Lehigh County Common Pleas Judge Robert L. Steinberg threw out the charges of sexual abuse of children filed against teen "C.S.," who posted a video on her Facebook page of two other teens engaged in a consensual sexual act.

While law enforcement action may sometimes be necessary, Judge Steinberg called the use of child pornography statutes in sexting cases a "round hole/square peg approach."

"Those who are adjudicated or convicted of child pornography offenses are sexual offenders and often predators," he said. "Teenagers who engage in sexting should not face the same legal and moral conundrum."

He said sexting, which he called part of the "world of the new-millennium teen," should be addressed by the Legislature. Bills are pending in Pennsylvania to designate sexting and cyberbullying as misdemeanors and not the felonies with which the state was seeking to charge C.S., he said.

Judge Steinberg found the charges against C.S., as they were applied to her, "void for vagueness."

"The juvenile, C.S., has been charged with crimes that could be interpreted as those committed by a deviant sexual offender. What heinous acts has she allegedly committed: the posting to her Facebook page of the consensual sexual acts of L.C. and M.T., who are ages 16 and 17," the judge said.

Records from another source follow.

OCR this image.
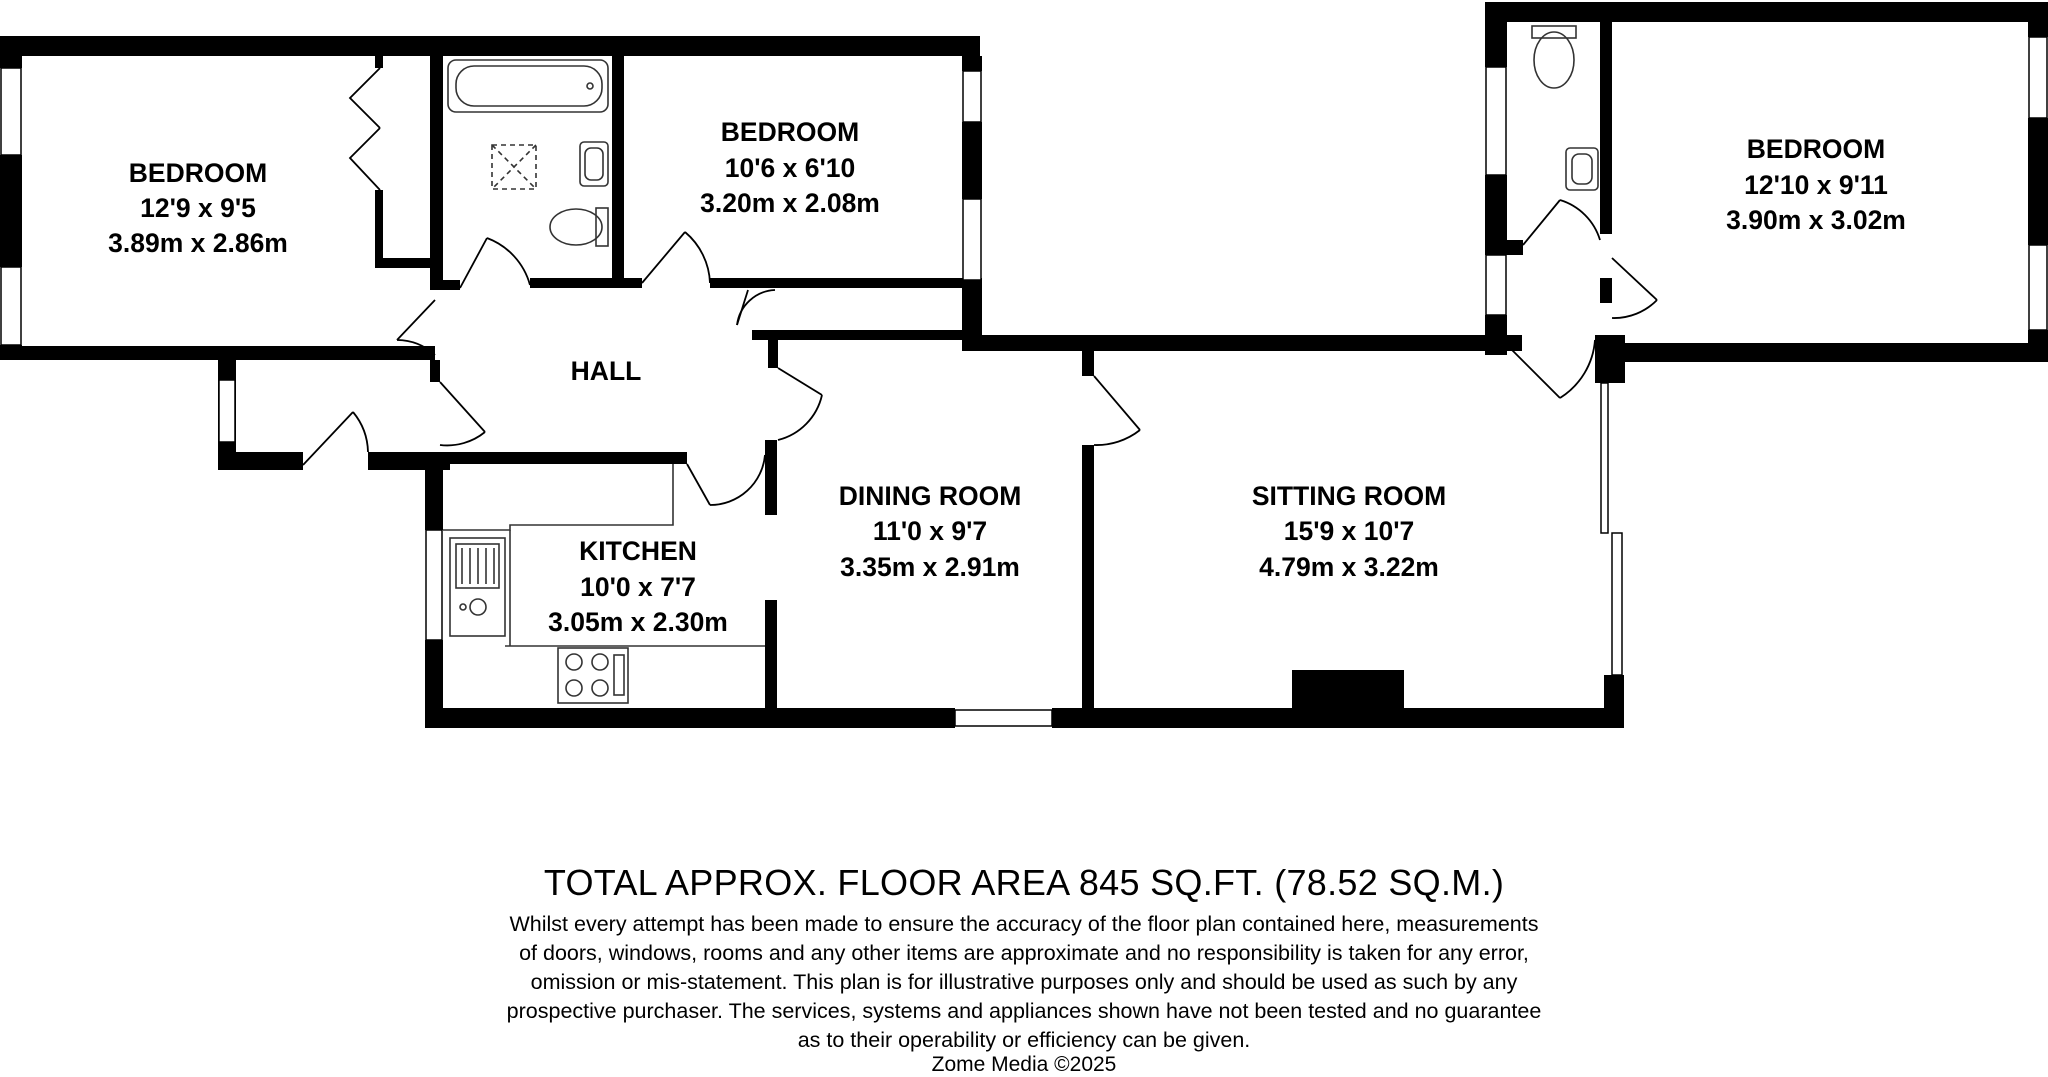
BEDROOM
12'9 x 9'5
3.89m x 2.86m
BEDROOM
10'6 x 6'10
3.20m x 2.08m
BEDROOM
12'10 x 9'11
3.90m x 3.02m
HALL
KITCHEN
10'0 x 7'7
3.05m x 2.30m
DINING ROOM
11'0 x 9'7
3.35m x 2.91m
SITTING ROOM
15'9 x 10'7
4.79m x 3.22m
TOTAL APPROX. FLOOR AREA 845 SQ.FT. (78.52 SQ.M.)
Whilst every attempt has been made to ensure the accuracy of the floor plan contained here, measurements
of doors, windows, rooms and any other items are approximate and no responsibility is taken for any error,
omission or mis-statement. This plan is for illustrative purposes only and should be used as such by any
prospective purchaser. The services, systems and appliances shown have not been tested and no guarantee
as to their operability or efficiency can be given.
Zome Media ©2025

According to the judge's opinion, L.C. agreed to allow M.T. to record their sexual encounter. M.T. later texted his recording to others, including C.S. C.S. later posted the video to her Facebook page and the comments on her page suggest the purpose was not sexual, but rather to subject L.C. to public criticism, Judge Steinberg said.

Many teens engage in sexting, he said, and the response by law enforcement has included efforts to delete the images, recommend participation in educational programs and, more frequently, prosecute under child pornography laws. While child pornography creates a permanent record of child abuse that results in continuing exploitation, sexting usually involves consensual acts. He said teenagers sext for reasons unrelated to the exploitation or abuse of children.